The Sheridan was a brand of American automobile manufactured from 1920 to 1921. Manufacture of the car was based in Muncie, Indiana. The Sheridan nameplate has the distinction of being the first automotive brand started from scratch by General Motors. Prior to the Sheridan, General Motors, under William (Billy) Durant, grew its automotive marques Chevrolet, Oakland, Oldsmobile, Buick and Cadillac, by acquiring independent manufacturers and then folding their operations into the GM structure.

== History ==
Throughout his years at GM, Billy Durant was interested acquiring outside companies and new products to grow the GM empire, many times without great success. When Buick's D. A. Burke approached Durant about the idea of designing a car from the ground up, and then marketing the brand in 2 ranges: one as a bridge vehicle between GM's established divisions of Chevrolet and Oakland (a four-cylinder range) and the other between Buick and Cadillac (an eight-cylinder [V8] range). Both engines were to be supplied by GM's Northway engine-making division. Durant approved the project and the Inter-State Automobile factory in Muncie, Indiana, which had been idle since 1918, was purchased.
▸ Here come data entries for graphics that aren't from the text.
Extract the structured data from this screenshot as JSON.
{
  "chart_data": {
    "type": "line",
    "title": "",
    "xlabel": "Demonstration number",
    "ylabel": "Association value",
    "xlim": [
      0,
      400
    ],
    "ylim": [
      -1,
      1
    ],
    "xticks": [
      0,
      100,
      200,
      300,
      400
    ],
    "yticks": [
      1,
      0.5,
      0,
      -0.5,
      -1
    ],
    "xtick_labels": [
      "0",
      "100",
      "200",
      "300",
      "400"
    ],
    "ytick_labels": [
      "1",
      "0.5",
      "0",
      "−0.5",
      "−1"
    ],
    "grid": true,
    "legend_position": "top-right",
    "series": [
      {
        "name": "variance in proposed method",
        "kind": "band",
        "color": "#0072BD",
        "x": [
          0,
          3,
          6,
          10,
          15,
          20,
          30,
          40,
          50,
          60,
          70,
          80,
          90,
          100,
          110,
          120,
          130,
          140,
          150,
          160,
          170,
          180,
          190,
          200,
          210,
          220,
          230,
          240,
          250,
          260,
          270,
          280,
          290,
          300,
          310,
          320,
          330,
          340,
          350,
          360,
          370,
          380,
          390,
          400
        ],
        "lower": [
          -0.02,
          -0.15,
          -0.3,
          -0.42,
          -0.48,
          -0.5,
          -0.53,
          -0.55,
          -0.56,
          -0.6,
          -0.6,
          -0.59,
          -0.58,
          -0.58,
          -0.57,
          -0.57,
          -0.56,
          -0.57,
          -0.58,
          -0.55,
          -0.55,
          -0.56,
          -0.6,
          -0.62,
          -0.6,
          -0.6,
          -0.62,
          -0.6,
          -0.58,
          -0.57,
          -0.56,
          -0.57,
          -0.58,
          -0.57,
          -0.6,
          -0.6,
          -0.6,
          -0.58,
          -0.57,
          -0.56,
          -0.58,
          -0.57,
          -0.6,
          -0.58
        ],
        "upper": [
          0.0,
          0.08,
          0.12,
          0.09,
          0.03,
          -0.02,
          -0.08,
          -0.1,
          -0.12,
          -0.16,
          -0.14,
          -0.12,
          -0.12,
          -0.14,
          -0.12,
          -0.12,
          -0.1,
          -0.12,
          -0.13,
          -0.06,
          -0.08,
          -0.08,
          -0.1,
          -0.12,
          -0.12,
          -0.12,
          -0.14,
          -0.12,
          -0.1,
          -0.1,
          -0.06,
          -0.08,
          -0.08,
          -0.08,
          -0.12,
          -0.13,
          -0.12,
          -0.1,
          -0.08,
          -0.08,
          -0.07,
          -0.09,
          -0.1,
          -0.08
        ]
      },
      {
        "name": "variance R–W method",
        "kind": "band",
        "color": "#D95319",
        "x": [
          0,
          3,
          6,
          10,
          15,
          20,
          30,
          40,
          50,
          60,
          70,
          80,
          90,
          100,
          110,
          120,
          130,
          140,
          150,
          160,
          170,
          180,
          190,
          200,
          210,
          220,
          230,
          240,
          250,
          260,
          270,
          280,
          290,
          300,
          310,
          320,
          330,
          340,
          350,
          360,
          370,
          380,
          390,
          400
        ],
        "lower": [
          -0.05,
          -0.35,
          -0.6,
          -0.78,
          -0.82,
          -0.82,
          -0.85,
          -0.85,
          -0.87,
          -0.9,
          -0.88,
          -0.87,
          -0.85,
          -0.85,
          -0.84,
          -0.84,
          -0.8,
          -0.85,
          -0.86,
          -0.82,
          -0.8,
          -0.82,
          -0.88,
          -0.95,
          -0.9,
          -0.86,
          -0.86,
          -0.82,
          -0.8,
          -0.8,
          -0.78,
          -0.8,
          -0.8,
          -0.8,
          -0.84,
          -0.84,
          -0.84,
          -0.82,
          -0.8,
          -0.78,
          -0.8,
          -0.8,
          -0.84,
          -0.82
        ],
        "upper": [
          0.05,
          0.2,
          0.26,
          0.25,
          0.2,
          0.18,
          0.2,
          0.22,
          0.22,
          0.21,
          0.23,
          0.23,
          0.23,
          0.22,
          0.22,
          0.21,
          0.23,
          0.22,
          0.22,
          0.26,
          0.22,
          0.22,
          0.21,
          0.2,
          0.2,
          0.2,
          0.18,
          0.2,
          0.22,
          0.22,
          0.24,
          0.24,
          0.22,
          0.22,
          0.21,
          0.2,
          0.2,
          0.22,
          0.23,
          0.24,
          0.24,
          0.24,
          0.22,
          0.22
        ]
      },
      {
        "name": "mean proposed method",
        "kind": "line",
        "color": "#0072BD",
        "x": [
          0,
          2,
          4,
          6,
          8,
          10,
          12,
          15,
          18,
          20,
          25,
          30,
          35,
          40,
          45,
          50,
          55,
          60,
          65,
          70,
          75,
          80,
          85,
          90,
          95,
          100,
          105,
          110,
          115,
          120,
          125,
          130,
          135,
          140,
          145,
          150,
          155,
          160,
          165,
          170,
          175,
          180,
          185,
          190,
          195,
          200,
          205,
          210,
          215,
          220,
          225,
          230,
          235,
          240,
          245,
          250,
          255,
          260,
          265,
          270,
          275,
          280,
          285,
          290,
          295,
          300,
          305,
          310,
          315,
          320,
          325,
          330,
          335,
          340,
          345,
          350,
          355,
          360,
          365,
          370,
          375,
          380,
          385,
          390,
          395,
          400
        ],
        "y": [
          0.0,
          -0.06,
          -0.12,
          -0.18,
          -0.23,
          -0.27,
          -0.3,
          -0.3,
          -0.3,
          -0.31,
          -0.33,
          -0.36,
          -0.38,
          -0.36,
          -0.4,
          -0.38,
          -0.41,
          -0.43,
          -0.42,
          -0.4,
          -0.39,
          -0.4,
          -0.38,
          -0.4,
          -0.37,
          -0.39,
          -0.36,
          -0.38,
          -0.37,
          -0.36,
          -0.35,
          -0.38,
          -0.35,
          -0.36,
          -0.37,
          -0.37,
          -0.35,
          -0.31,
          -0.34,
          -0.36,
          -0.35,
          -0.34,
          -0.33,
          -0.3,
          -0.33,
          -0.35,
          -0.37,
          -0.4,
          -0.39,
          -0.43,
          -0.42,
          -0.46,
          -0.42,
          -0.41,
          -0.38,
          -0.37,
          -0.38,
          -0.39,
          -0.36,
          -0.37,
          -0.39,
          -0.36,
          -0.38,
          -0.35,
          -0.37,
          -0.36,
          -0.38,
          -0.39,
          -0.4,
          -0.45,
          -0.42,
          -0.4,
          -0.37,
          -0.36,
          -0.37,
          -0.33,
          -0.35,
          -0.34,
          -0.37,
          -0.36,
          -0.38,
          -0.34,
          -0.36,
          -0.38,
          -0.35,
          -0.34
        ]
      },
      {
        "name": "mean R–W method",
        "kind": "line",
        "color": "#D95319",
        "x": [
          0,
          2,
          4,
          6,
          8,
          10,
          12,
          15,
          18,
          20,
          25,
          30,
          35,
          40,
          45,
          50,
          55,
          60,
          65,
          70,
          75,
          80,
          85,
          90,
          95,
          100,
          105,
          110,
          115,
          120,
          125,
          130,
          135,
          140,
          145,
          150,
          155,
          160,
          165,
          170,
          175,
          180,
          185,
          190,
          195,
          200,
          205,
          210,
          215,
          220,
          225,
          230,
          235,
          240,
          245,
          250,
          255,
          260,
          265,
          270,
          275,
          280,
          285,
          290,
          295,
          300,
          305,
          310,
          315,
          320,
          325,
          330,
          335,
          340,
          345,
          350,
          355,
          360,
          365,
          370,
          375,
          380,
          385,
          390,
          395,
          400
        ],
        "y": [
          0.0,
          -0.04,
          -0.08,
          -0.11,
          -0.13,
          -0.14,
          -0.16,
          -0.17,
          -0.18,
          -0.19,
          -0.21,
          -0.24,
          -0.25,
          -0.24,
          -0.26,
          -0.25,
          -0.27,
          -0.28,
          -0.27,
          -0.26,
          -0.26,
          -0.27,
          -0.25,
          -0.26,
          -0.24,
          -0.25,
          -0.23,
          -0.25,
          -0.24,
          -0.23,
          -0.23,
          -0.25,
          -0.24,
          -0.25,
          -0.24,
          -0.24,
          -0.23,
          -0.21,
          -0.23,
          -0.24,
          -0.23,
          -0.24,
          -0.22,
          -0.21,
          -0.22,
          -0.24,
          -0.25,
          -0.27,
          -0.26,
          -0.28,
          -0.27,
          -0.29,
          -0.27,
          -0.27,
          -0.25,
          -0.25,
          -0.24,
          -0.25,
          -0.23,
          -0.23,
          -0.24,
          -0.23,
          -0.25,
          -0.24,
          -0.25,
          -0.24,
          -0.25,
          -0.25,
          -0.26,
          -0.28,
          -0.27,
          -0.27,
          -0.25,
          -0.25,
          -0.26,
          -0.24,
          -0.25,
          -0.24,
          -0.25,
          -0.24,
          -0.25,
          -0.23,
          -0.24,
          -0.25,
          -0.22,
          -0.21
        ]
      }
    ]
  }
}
To market the Sheridan, Burke hired World War I flying ace Eddie Rickenbacker, himself an accomplished automobile racer in his own right. Through prosaic marketing, and Rickenbacker's endorsements, Sheridan officials felt the production target of 300 cars a day was not only achievable, but profitable as well.

Just as production began to ramp up, Durant was fired for the second and final time from General Motors. Since the Sheridan was a Durant pet project, GM, now under Alfred Sloan, was left with Sheridan, one of Durant's more costly but viable caprices. Durant on the other hand knew that the vehicle was soundly engineered and knew what GM paid for the Muncie facility. In May 1921, Durant purchased the rights to the Sheridan and to the Muncie plant, with the intent on using the facility to continue building the Sheridan and Durant's new project, the Durant and Princeton automobiles, now to be built by Durant Motors.

Despite a backlog of orders that went unfulfilled, production was wound down to begin production of the Durant automobile. Rickenbacker abandoned his role as the spokesman for the company, and the Sheridan ceased to exist by September, 1921.